Math meets art in this cool project that lets kids experiment with tessellation, or tiling, and gives them an early introduction to geometry. Covering a poster board with tiled gum or uncooked pasta creates a mathematical mosaic. Leave the gum wrapped to make art you can chew on for weeks, or unwrap it to glue onto a scented masterpiece.
Safety Tips and Hints
Gum is a choking hazard for small children.
Kids should be supervised around glue guns and hot glue.
Don’t worry if your young artist leaves some white space in his design.
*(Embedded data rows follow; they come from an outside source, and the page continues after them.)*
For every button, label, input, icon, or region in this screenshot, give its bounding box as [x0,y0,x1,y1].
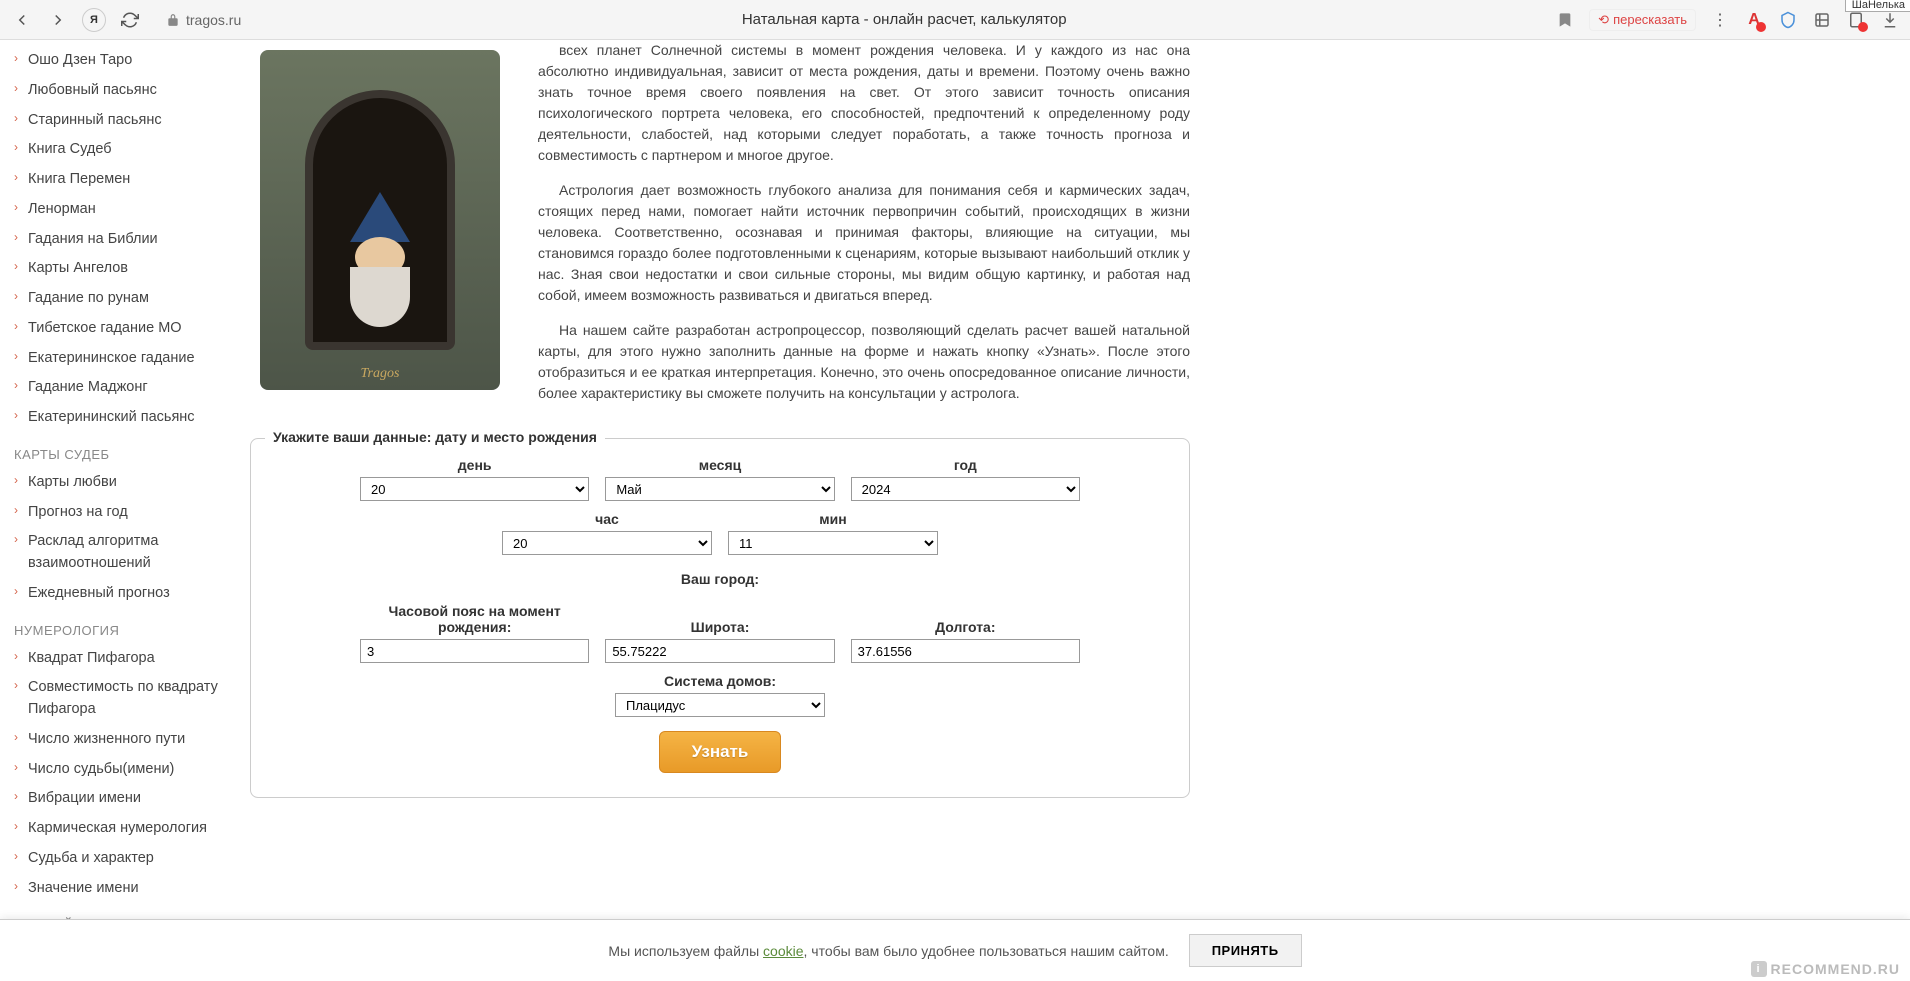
menu-dots-icon[interactable]: ⋮ [1710,10,1730,30]
bookmark-icon[interactable] [1555,10,1575,30]
forward-button[interactable] [46,8,70,32]
sidebar-heading: КАРТЫ СУДЕБ [14,447,230,462]
hour-label: час [502,511,712,527]
sidebar-item[interactable]: Ленорман [28,195,230,225]
astrologer-illustration: Tragos [250,40,510,400]
lat-label: Широта: [605,619,834,635]
lat-input[interactable] [605,639,834,663]
tz-label: Часовой пояс на момент рождения: [360,603,589,635]
watermark: iRECOMMEND.RU [1751,961,1900,977]
image-caption: Tragos [361,366,400,382]
sidebar-item[interactable]: Расклад алгоритма взаимоотношений [28,527,230,579]
min-label: мин [728,511,938,527]
retell-icon: ⟲ [1598,12,1609,28]
article-text: всех планет Солнечной системы в момент р… [538,40,1190,418]
adblock-icon[interactable]: A [1744,10,1764,30]
sidebar-item[interactable]: Квадрат Пифагора [28,644,230,674]
sidebar-item[interactable]: Любовный пасьянс [28,76,230,106]
sidebar-item[interactable]: Ежедневный прогноз [28,579,230,609]
submit-button[interactable]: Узнать [659,731,782,773]
lon-label: Долгота: [851,619,1080,635]
hour-select[interactable]: 20 [502,531,712,555]
sidebar-item[interactable]: Вибрации имени [28,784,230,814]
retell-button[interactable]: ⟲ пересказать [1589,9,1696,31]
tz-input[interactable] [360,639,589,663]
sidebar-item[interactable]: Гадания на Библии [28,225,230,255]
sidebar-item[interactable]: Судьба и характер [28,844,230,874]
cookie-link[interactable]: cookie [763,943,803,959]
min-select[interactable]: 11 [728,531,938,555]
paragraph-3: На нашем сайте разработан астропроцессор… [538,320,1190,404]
main-content: Tragos всех планет Солнечной системы в м… [240,40,1220,958]
user-tag: ШаНелька [1845,0,1910,12]
sidebar-item[interactable]: Число жизненного пути [28,725,230,755]
form-legend: Укажите ваши данные: дату и место рожден… [265,429,605,445]
sidebar-item[interactable]: Карты любви [28,468,230,498]
birth-data-form: Укажите ваши данные: дату и место рожден… [250,438,1190,798]
month-label: месяц [605,457,834,473]
sidebar-item[interactable]: Старинный пасьянс [28,106,230,136]
cookie-accept-button[interactable]: ПРИНЯТЬ [1189,934,1302,967]
reload-button[interactable] [118,8,142,32]
sidebar-item[interactable]: Гадание по рунам [28,284,230,314]
sidebar-item[interactable]: Значение имени [28,874,230,904]
year-select[interactable]: 2024 [851,477,1080,501]
day-select[interactable]: 20 [360,477,589,501]
sidebar-item[interactable]: Екатерининское гадание [28,344,230,374]
city-label: Ваш город: [681,571,759,587]
lock-icon [166,13,180,27]
sidebar-heading: НУМЕРОЛОГИЯ [14,623,230,638]
sidebar-item[interactable]: Карты Ангелов [28,254,230,284]
sidebar-item[interactable]: Тибетское гадание МО [28,314,230,344]
house-label: Система домов: [615,673,825,689]
city-row: Ваш город: [360,565,1080,593]
sidebar-item[interactable]: Кармическая нумерология [28,814,230,844]
sidebar: Ошо Дзен ТароЛюбовный пасьянсСтаринный п… [0,40,240,958]
yandex-logo[interactable]: Я [82,8,106,32]
cookie-banner: Мы используем файлы cookie, чтобы вам бы… [0,919,1910,981]
cookie-text: Мы используем файлы cookie, чтобы вам бы… [608,943,1168,959]
url-text: tragos.ru [186,12,241,28]
paragraph-2: Астрология дает возможность глубокого ан… [538,180,1190,306]
sidebar-item[interactable]: Гадание Маджонг [28,373,230,403]
year-label: год [851,457,1080,473]
sidebar-item[interactable]: Книга Перемен [28,165,230,195]
day-label: день [360,457,589,473]
back-button[interactable] [10,8,34,32]
downloads-icon[interactable] [1846,10,1866,30]
address-bar[interactable]: tragos.ru [154,8,253,32]
house-select[interactable]: Плацидус [615,693,825,717]
extensions-icon[interactable] [1812,10,1832,30]
sidebar-item[interactable]: Книга Судеб [28,135,230,165]
sidebar-item[interactable]: Совместимость по квадрату Пифагора [28,673,230,725]
browser-chrome: Я tragos.ru Натальная карта - онлайн рас… [0,0,1910,40]
sidebar-item[interactable]: Прогноз на год [28,498,230,528]
sidebar-item[interactable]: Ошо Дзен Таро [28,46,230,76]
month-select[interactable]: Май [605,477,834,501]
retell-label: пересказать [1613,12,1687,27]
shield-icon[interactable] [1778,10,1798,30]
paragraph-1: всех планет Солнечной системы в момент р… [538,40,1190,166]
sidebar-item[interactable]: Число судьбы(имени) [28,755,230,785]
sidebar-item[interactable]: Екатерининский пасьянс [28,403,230,433]
lon-input[interactable] [851,639,1080,663]
download-arrow-icon[interactable] [1880,10,1900,30]
page-title: Натальная карта - онлайн расчет, калькул… [265,11,1543,28]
Once you help him get started, let his creative genius take over.
What You’ll Need
- Uncooked pasta with a uniform shape, like penne, or several packs of colorful gum
- Glue (school glue or hot glue)
- Sturdy paper surface, like poster board or foam core board
What To Do
Step 1: If you’re using gum, ask your child whether he'd like to use wrapped or unwrapped gum. Keep it wrapped if he wants to chew it later. Unwrapped gum is easier to work with.
Step 2: Tessellations are patterns made up of shapes that fit together like puzzle pieces, leaving no space in between. Tessellation is also called tiling. Use gum or pasta to show your young learner what a tessellated (tiled) pattern might look like with whatever shape she is using.